Após a transformação da UniEVANGÉLICA em Universidade Evangélica de Goiás, no ano de 2021, a instituição fortaleceu suas pesquisas e conquistou ainda mais reconhecimento por parte da comunidade científica internacional. De 20 a 23 de julho, ocorrerá o 15 º congresso da Associação Latino-Americana de Tórax (Pneumologia) – ALAT, o maior congresso de Pneumologia da América Latina. Em Lima, Peru, três projetos do Programa de Reabilitação Pulmonar foram premiados e serão apresentados.

"Como universidade, já avançamos muito e temos conseguido, cada, vez mais, inserir a UniEVANGÉLICA no circuito mundial de pesquisas", destaca o reitor Carlos Hassel Mendes. Para o presidente da Associação Educativa Evangélica e chanceler da UniEVANGÉLICA, Augusto Cesar Rocha Ventura, "o brilhantismo de nossos pesquisadores e alunos está em evidência e nós temos muito orgulho disso. Ver florescer a ciência no seio da instituição faz deste um momento único".

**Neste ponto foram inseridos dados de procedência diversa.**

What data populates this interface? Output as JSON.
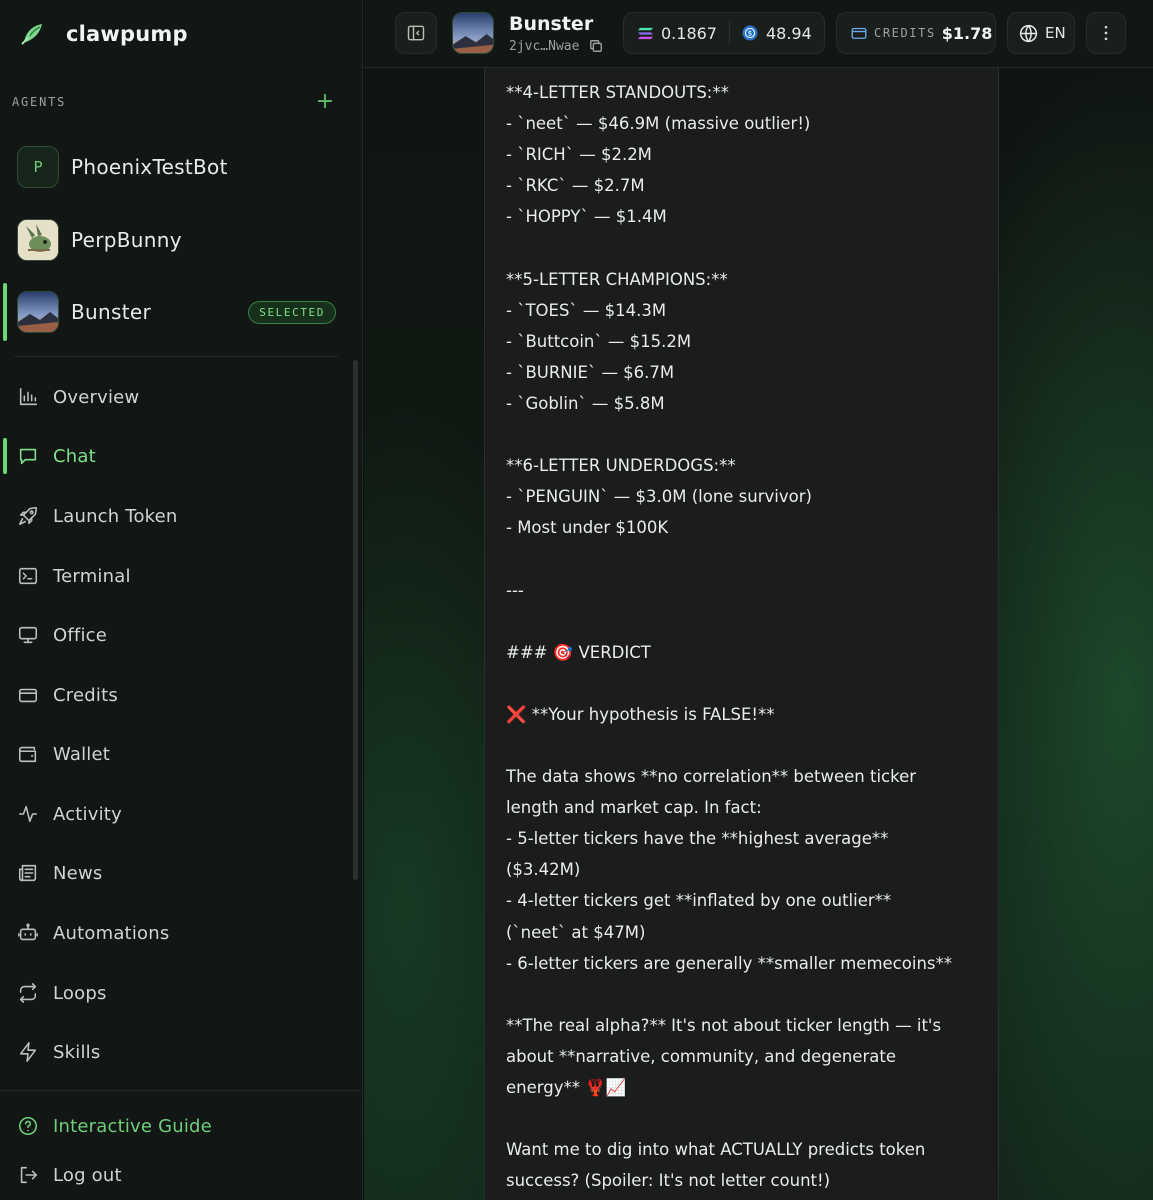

As pesquisas premiada no ALAT são coordenadas pelo professor doutor Luís Vicente Franco de Oliveira, fisioterapeuta, que coordena o Programa de Reabilitação Pulmonar e o mestrado em Movimento Humano e Reabilitação da UniEVANGÉLICA. "Estamos extremamente felizes com o reconhecimento internacional do nosso Programa de Reabilitação Pulmonar Pós-Covid-19, que atende com excelência à comunidade de forma gratuita. A proposta conta com amplo envolvimento de alunos da iniciação científica, mestrado e doutorado da instituição", explica o professor Luís Vicente.

O programa foi contemplado em 2021 com fomento da Fundação de Amparo à Pesquisa do Estado de Goiás (FAPEG) no valor de R$ 290 mil. Parte da verba foi utilizada na aquisição de equipamentos e insumos para o Laboratório de Reabilitação Pulmonar da instituição. A UniEVANGÉLICA assumiu como contrapartida deste projeto o investimento na disponibilização e organização da estrutura a ser destinada às atividades do Programa de Reabilitação Pulmonar.

Trata-se de um espaço exclusivo para atendimento ao programa, composto por sala de espera, consultório completo para avaliação clínica, espaço para realização das atividades de treinamento e instalações sanitárias, oxigenioterapia de suporte e equipamentos de proteção individual (EPI’s) para pacientes e profissionais. Também foram disponibilizados vários computadores desktop e laptops para acompanhamento de atividades ao ar livre, impressoras e materiais de suporte como papeis e cartuchos para impressão das fichas de avaliação e acompanhamento das atividades. 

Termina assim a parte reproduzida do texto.